Setelah 65 tahun merdeka, Indonesia belum mampu meraih kejayaan ekonomi. Sumber daya alam yang sangat melimpah belum mampu menolong bangsa kita keluar dari kerterpurukan. Ketika bangsa-bangsa lain di dunia berpacu dalam prestasi, berbicara tentang pasar yang lebih luas, berlomba dalam teknologi, bangsa kita masih sibuk dengan persoalan-persoalan fundamental.

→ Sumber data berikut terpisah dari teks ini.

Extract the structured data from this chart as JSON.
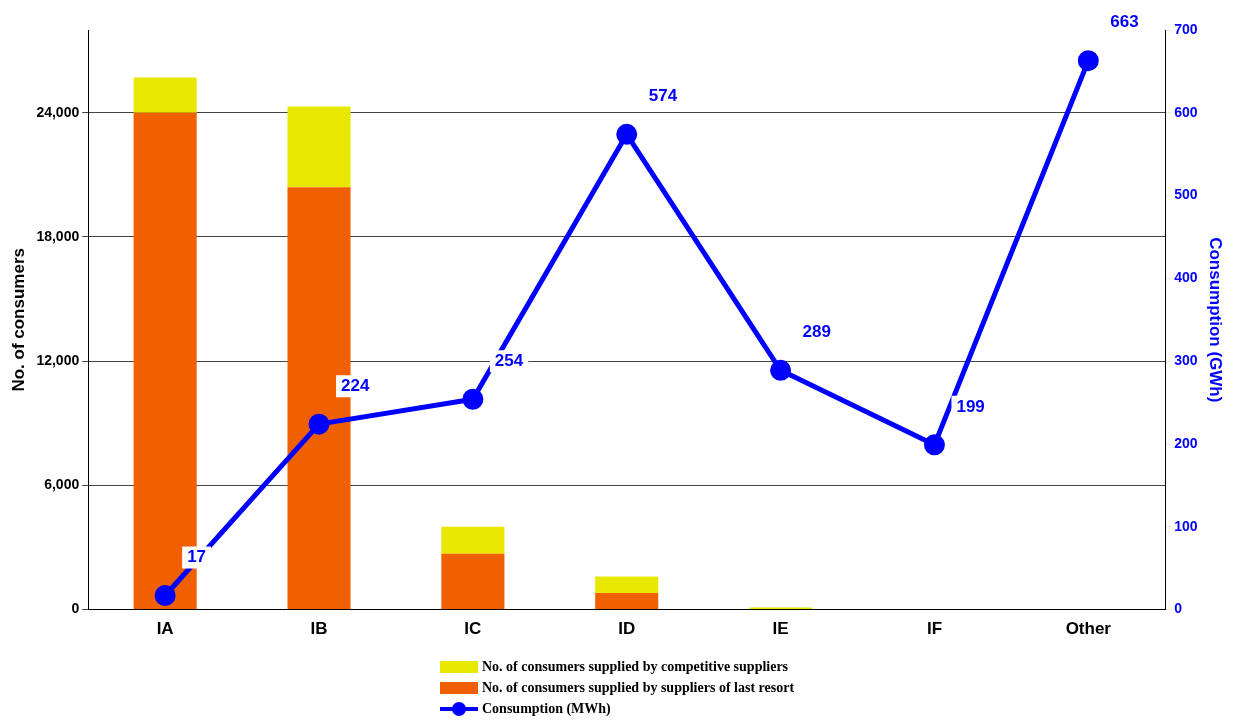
{
  "chart_data": {
    "type": "bar",
    "stacked": true,
    "categories": [
      "IA",
      "IB",
      "IC",
      "ID",
      "IE",
      "IF",
      "Other"
    ],
    "ylabel": "No. of consumers",
    "y2label": "Consumption (GWh)",
    "ylim": [
      0,
      28000
    ],
    "yticks": [
      {
        "value": 0,
        "label": "0"
      },
      {
        "value": 6000,
        "label": "6,000"
      },
      {
        "value": 12000,
        "label": "12,000"
      },
      {
        "value": 18000,
        "label": "18,000"
      },
      {
        "value": 24000,
        "label": "24,000"
      }
    ],
    "y2lim": [
      0,
      700
    ],
    "y2ticks": [
      0,
      100,
      200,
      300,
      400,
      500,
      600,
      700
    ],
    "grid": "y",
    "legend": "bottom",
    "series": [
      {
        "name": "No. of consumers supplied by suppliers of last resort",
        "color": "#f06000",
        "values": [
          24000,
          20400,
          2700,
          800,
          null,
          0,
          0
        ]
      },
      {
        "name": "No. of consumers supplied by competitive suppliers",
        "color": "#e8e800",
        "values": [
          1700,
          3900,
          1300,
          800,
          100,
          0,
          0
        ]
      },
      {
        "name": "Consumption (MWh)",
        "type": "line",
        "axis": "y2",
        "color": "#0000ff",
        "marker": "circle",
        "data_labels": true,
        "values": [
          17,
          224,
          254,
          574,
          289,
          199,
          663
        ]
      }
    ]
  }
}
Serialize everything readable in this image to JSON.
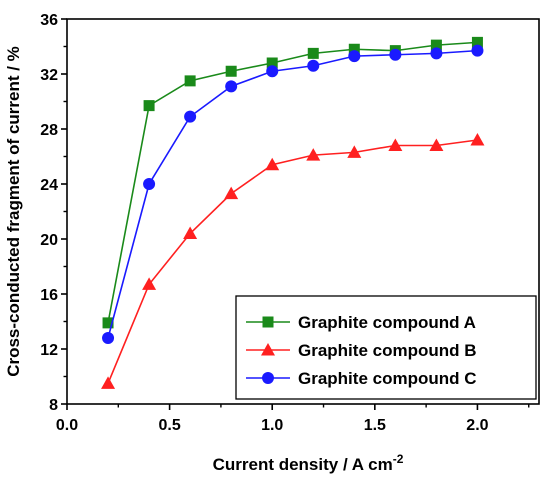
{
  "chart_data": {
    "type": "line",
    "xlabel": "Current density / A cm",
    "xlabel_sup": "-2",
    "ylabel": "Cross-conducted fragment of current / %",
    "xlim": [
      0.0,
      2.3
    ],
    "ylim": [
      8,
      36
    ],
    "x_ticks": [
      0.0,
      0.5,
      1.0,
      1.5,
      2.0
    ],
    "x_tick_labels": [
      "0.0",
      "0.5",
      "1.0",
      "1.5",
      "2.0"
    ],
    "y_ticks": [
      8,
      12,
      16,
      20,
      24,
      28,
      32,
      36
    ],
    "y_tick_labels": [
      "8",
      "12",
      "16",
      "20",
      "24",
      "28",
      "32",
      "36"
    ],
    "grid": false,
    "legend_position": "bottom-right",
    "x": [
      0.2,
      0.4,
      0.6,
      0.8,
      1.0,
      1.2,
      1.4,
      1.6,
      1.8,
      2.0
    ],
    "series": [
      {
        "name": "Graphite compound A",
        "color": "#1a8a1a",
        "marker": "square",
        "values": [
          13.9,
          29.7,
          31.5,
          32.2,
          32.8,
          33.5,
          33.8,
          33.7,
          34.1,
          34.3
        ]
      },
      {
        "name": "Graphite compound B",
        "color": "#ff2020",
        "marker": "triangle",
        "values": [
          9.5,
          16.7,
          20.4,
          23.3,
          25.4,
          26.1,
          26.3,
          26.8,
          26.8,
          27.2
        ]
      },
      {
        "name": "Graphite compound C",
        "color": "#1a1aff",
        "marker": "circle",
        "values": [
          12.8,
          24.0,
          28.9,
          31.1,
          32.2,
          32.6,
          33.3,
          33.4,
          33.5,
          33.7
        ]
      }
    ]
  }
}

Bangsa Indonesia masih berjuang untuk merdeka dari belenggu kemiskinan, mengatasi hutang luar negeri yang semakin hari semakin melumpuhkan, keluar dari tatanan kehidupan yang tidak lagi percaya kepada kebaikan. Korupsi yang membuat frustasi anak bangsa, sumber daya alam yang terus menguap setiap hari, bahkan jumlah penduduk 237 juta jiwa pada hari ini tidak menjadi kekuatan untuk membangun ekonomi bangsa sendiri namun justru telah menjadi strategi bangsa lain dalam membangun ekonomi mereka.

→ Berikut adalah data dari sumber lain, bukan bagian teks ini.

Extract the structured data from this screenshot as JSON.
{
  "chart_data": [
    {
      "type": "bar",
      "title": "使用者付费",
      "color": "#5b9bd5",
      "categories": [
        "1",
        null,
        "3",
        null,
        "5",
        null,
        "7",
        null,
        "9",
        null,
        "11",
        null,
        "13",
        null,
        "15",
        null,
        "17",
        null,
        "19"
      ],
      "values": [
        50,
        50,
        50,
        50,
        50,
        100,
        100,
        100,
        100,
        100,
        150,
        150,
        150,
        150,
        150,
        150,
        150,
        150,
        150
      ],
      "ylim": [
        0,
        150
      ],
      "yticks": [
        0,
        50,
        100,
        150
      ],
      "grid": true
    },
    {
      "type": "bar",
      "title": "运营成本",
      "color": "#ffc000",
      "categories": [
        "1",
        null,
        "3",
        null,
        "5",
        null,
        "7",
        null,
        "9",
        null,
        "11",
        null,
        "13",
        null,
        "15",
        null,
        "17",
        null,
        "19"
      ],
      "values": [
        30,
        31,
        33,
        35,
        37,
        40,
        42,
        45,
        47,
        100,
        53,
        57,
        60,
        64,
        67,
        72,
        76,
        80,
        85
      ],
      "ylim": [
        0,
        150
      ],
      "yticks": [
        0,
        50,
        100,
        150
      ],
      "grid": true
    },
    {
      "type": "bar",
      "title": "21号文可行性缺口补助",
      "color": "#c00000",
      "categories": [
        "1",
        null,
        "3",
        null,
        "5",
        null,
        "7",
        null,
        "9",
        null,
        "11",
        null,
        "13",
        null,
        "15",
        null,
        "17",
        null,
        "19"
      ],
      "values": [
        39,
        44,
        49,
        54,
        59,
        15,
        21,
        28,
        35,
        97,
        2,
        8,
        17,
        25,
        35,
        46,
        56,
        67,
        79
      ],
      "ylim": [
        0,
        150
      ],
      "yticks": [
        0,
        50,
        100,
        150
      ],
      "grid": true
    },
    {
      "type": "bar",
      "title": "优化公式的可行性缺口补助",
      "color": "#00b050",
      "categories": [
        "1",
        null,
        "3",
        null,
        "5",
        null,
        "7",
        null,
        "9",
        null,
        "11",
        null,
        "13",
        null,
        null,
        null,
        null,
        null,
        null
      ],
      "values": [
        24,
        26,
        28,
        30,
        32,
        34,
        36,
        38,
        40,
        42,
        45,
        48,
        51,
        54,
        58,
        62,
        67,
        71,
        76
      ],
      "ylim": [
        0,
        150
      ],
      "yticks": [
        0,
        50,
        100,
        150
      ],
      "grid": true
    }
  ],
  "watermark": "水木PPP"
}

Mengapa begitu banyak bangsa-bangsa di dunia yang berhasil meraih kejayaannya sementara Indonesia masih terus terpuruk? Mengapa Indonesia bahkan tidak mampu bersiang dengan negeri tetangga yang jauh lebih kecil dari Indonesia? Sebagai bangsa terbesar ke- 4 dunia, Indonesia hari ini hidup dalam serba keterbatasan, kemiskinan yang tidak hanya menimpa kehidupan masyarakat kalangan bawah namun juga merangsek ke seluruh lapisan dan institusi penyelenggara negara, termasuk institusi pendidikan, bahkan pertahanan negara diwarnai kesempitan anggaran yang sangat serius.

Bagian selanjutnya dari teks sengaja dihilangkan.